Uma fórmula para o júri

EDUARDO CARVALHO

eduardo-carvalhoVenho falando aqui dos desmandos e desgovernos que, também no Carnaval do Rio de Janeiro, vão minando qualquer sonho de democracia e de valorização da cultura brasileira. Depois daqueles acidentes que feriram dezenas (e que podiam ter sido evitados) e do tapetão (leia-se a medida desonesta tomada para garantir a presença da Unidos da Tijuca no Grupo Especial), agora se descobriu que, se a organização, o treinamento e o respeito com o espetáculo fossem levados a sério, a Mocidade teria sido a campeã de 2017.

Como foi noticiado, o jurado Valmir Aleixo Ferreira tirou um décimo da verde e branco de Padre Miguel por não ter visto o destaque de chão “Esplendor dos 7 Mares” que, na verdade, não constava no livro Abre-Alas, roteiro oficial dos desfiles entregue pelas escolas. A nota 10 levaria ao empate com a Portela. O desempate, então, só ocorreria no quinto critério: o quesito Comissão de Frente, em que a Portela perdeu um décimo, enquanto a Mocidade tirou 10.

Falar (quase) sozinho cansa. Exaure tentar ver luz no fim do túnel (que não seja a do trem vindo…). É extenuante pregar no vazio. Mesmo assim, vamos em frente na esperança de que, um dia, alguma coisa para acabar com esse “amadorismo” mafioso seja feita. Estou falando de recrutar com critérios técnicos, treinar e profissionalizar o corpo de julgadores do Carnaval.

Por exemplo: que tal buscar, quem sabe até por meio de uma consultoria de recursos humanos, especialistas em diversas universidades do país? Entre eles, poderiam estar professores, doutores e PhDs, especializados em cultura popular, história do Brasil, folclore etc. etc.

Ainda a título de ilustração, imaginem que fossem selecionados, sei lá, 174 experts e estudiosos de várias áreas. E mais: digamos que, primeiramente (fora Temer!), todos passassem por um curso a distância; em seguida, seriam classificados 86 deles para se reunirem no Rio e participarem de um treinamento presencial; e depois, ainda por hipótese, admitamos que restassem apenas 54 julgadores, dos quais 36 iriam para a Avenida (4 para cada um dos 9 quesitos) e 18 ficariam como reservas.
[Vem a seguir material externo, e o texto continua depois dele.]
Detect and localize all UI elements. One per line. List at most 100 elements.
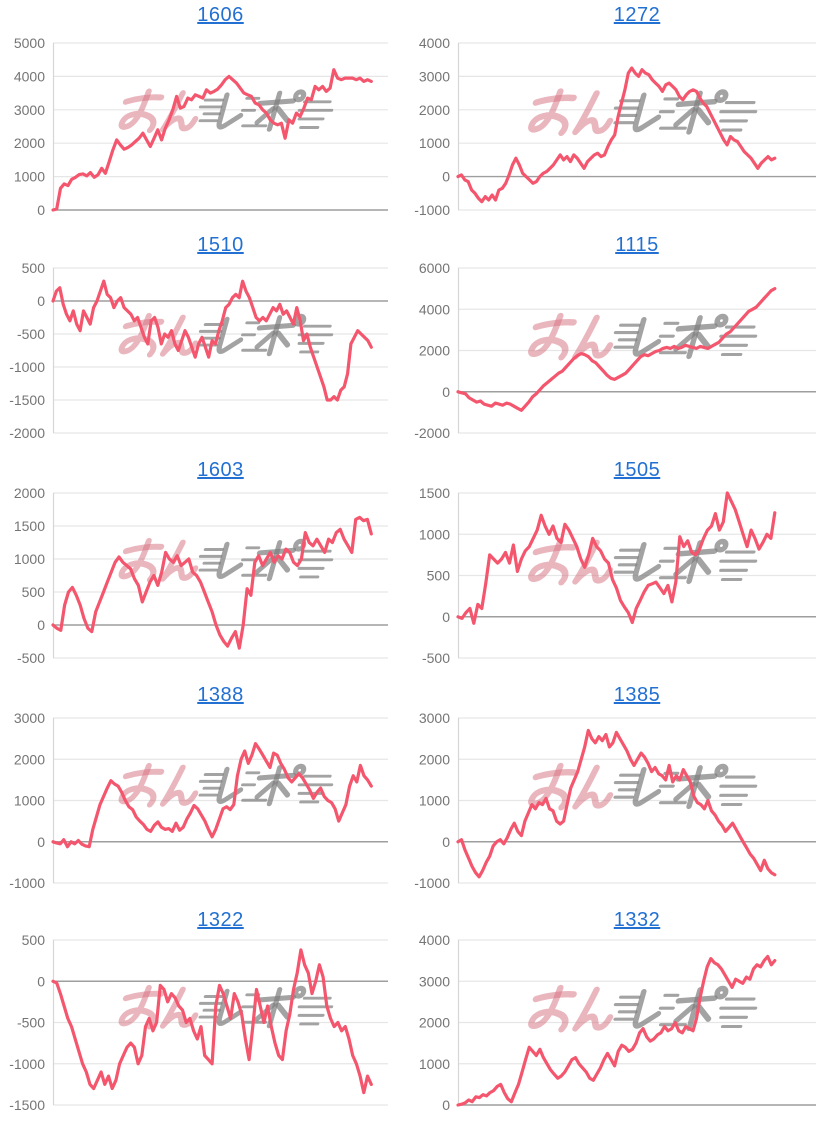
chart-cell: 1606 5000 4000 3000 2000 1000 0 [0,0,408,230]
chart-title-link[interactable]: 1606 [197,4,244,26]
chart-cell: 1115 6000 4000 2000 0 -2000 [408,230,816,455]
chart-title-row: 1505 [458,459,816,482]
watermark-repo-glyphs [632,89,729,135]
chart-title-row: 1272 [458,4,816,27]
y-axis-tick-label: -500 [17,650,45,666]
watermark-glyph-stroke [118,88,157,134]
watermark-min-glyphs [118,762,199,808]
line-chart-svg: 4000 3000 2000 1000 0 [419,932,816,1113]
y-axis-tick-label: 2000 [14,751,45,767]
watermark-glyph-stroke [572,90,614,136]
y-axis-tick-label: 4000 [419,35,450,51]
y-axis-tick-label: 1500 [14,518,45,534]
chart-title-link[interactable]: 1332 [613,909,661,931]
y-axis-tick-label: 1000 [419,1056,450,1072]
y-axis-tick-label: 0 [37,293,45,309]
chart-cell: 1603 2000 1500 1000 500 0 -500 [0,455,408,680]
watermark-glyph-stroke [254,780,276,800]
watermark-speed-lines [613,546,758,582]
watermark-glyph-stroke [686,765,703,810]
y-axis-tick-label: 0 [37,834,45,850]
watermark-glyph-stroke [254,555,276,575]
watermark-min-glyphs [528,88,614,137]
y-axis-tick-label: 2000 [419,751,450,767]
chart-title-link[interactable]: 1603 [197,459,244,481]
chart-cell: 1505 1500 1000 500 0 -500 [408,455,816,680]
watermark-glyph-stroke [118,312,157,358]
watermark-repo-glyphs [632,985,729,1032]
watermark-handakuten [714,985,729,1000]
watermark-glyph-stroke [528,312,569,361]
data-line [51,68,373,212]
watermark-glyph-stroke [216,92,244,130]
watermark-glyph-stroke [572,539,614,585]
line-chart-svg: 6000 4000 2000 0 -2000 [414,260,816,441]
y-axis-tick-label: 2000 [14,135,45,151]
watermark-glyph-stroke [275,330,291,348]
y-axis-tick-label: -1000 [414,202,450,218]
line-chart-svg: 500 0 -500 -1000 -1500 -2000 [9,260,388,441]
y-axis-tick-label: 0 [37,202,45,218]
chart-title-link[interactable]: 1322 [197,909,244,931]
chart-title-link[interactable]: 1115 [615,234,659,256]
y-axis-tick-label: -2000 [9,425,45,441]
y-axis-tick-label: 1000 [419,793,450,809]
y-axis-tick-label: 1500 [419,485,450,501]
watermark-glyph-stroke [275,106,291,124]
watermark-min-glyphs [528,312,614,361]
y-axis-tick-label: 2000 [419,102,450,118]
data-line [456,491,777,625]
y-axis-tick-label: 500 [427,568,451,584]
y-axis-tick-label: -2000 [414,425,450,441]
watermark-min-glyphs [118,537,199,583]
chart-title-row: 1332 [458,909,816,932]
watermark-glyph-stroke [118,537,157,583]
chart-title-link[interactable]: 1505 [613,459,661,481]
watermark-glyph-stroke [275,555,291,573]
line-chart-svg: 3000 2000 1000 0 -1000 [9,710,388,891]
watermark-glyph-stroke [528,537,569,586]
watermark-glyph-stroke [528,984,569,1033]
chart-title-row: 1115 [458,234,816,257]
watermark-handakuten [714,89,729,104]
chart-title-link[interactable]: 1272 [613,4,661,26]
watermark-glyph-stroke [632,92,662,133]
chart-title-link[interactable]: 1388 [197,684,244,706]
watermark-glyph-stroke [266,765,283,807]
watermark-glyph-stroke [216,541,244,579]
line-chart-svg: 4000 3000 2000 1000 0 -1000 [414,35,816,218]
watermark-glyph-stroke [275,780,291,798]
watermark [118,762,334,808]
line-chart-svg: 2000 1500 1000 500 0 -500 [14,485,388,666]
chart-cell: 1385 3000 2000 1000 0 -1000 [408,680,816,905]
watermark-glyph-stroke [695,781,712,800]
watermark-repo-glyphs [216,89,307,132]
chart-title-row: 1606 [53,4,388,27]
y-axis-tick-label: 0 [442,609,450,625]
data-line [51,279,373,402]
watermark-glyph-stroke [528,762,569,811]
watermark-glyph-stroke [632,541,662,582]
watermark-glyph-stroke [159,986,199,1029]
watermark-glyph-stroke [632,988,662,1029]
chart-title-row: 1603 [53,459,388,482]
watermark-glyph-stroke [254,106,276,125]
chart-title-link[interactable]: 1385 [613,684,661,706]
watermark-glyph-stroke [686,90,703,135]
watermark-repo-glyphs [632,763,729,810]
watermark-glyph-stroke [695,107,712,126]
chart-cell: 1332 4000 3000 2000 1000 0 [408,905,816,1125]
chart-title-link[interactable]: 1510 [197,234,244,256]
watermark-glyph-stroke [572,764,614,810]
y-axis-tick-label: 4000 [14,68,45,84]
watermark-min-glyphs [528,984,614,1033]
watermark-glyph-stroke [632,766,662,807]
watermark-handakuten [714,763,729,778]
watermark-repo-glyphs [216,763,307,807]
line-chart-svg: 5000 4000 3000 2000 1000 0 [14,35,388,218]
y-axis-tick-label: 4000 [419,301,450,317]
watermark-glyph-stroke [673,1003,696,1024]
watermark-glyph-stroke [266,315,283,357]
y-axis-tick-label: 500 [22,584,46,600]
Caso algum desses jurados deixasse de atribuir alguma nota (ou cometesse uma lambança como a feita contra a Mocidade), seria punido, por contrato, com perda de cachê, podendo inclusive ter de ressarcir a Liga pelos gastos, como passagens aéreas e hospedagem, entre outros. Calculemos ainda que a entidade que organiza o Carnaval, além de passar a ter vergonha na cara, tivesse que investir R$ 1,3 milhão para recrutar e treinar seus novos julgadores, dos quais uns 60% seriam de fora do estado do Rio (para termos nessa receita um ingrediente tão necessário a tudo na vida: o distanciamento do sujeito que avalia em relação ao objeto avaliado).

Espera que não acabou. Eles não teriam os nomes divulgados para evitar pressões e, uma semana antes do Carnaval, todos ficariam confortavelmente confinados num hotel, recebendo acompanhamento de um psicólogo e fazendo treinamento de madrugada para se prepararem para as madrugadas de trabalho no Sambódromo.

Impossível? Sonho? Utopia? Pois, saibam vocês, o que está narrado a partir do quarto parágrafo desde texto é EXATAMENTE o que foi feito pela Liga das Escolas de São Paulo para os dois grupos (Especial e Acesso) no Carnaval 2017…

Resultado? Polêmicas sadias à parte (para um ganhar, outros têm que perder), a lisura do resultado não foi posta em cheque. E ainda ganhou, por critérios claros de julgamento, a Acadêmicos do Tatuapé, levando pela primeira vez o troféu depois do desempate no quesito samba-enredo com a Dragões da Real. Aliás, duas agremiações que, para dizer o mínimo, são “de fora” do grupo das que “sempre ganham”, o que já é um sopro e tanto de novidade, uma sempre necessária renovação.

Defeitos o modelo deve ter. Mas é melhor pecar pela ação do que pela omissão e, pior, pelo conluio anual que só esculhamba o nosso Carnaval.

*****

Precisamente nesta data, 23 de março, um patrimônio brasileiro chamado Império Serrano faz 70 anos. Tudo o que se fizer e disser será pouco para saldar e louvar o Menino de 47. Mas esta coluna, humildemente, está preparando uma homenagem do fundo do peito. Aguardem e até.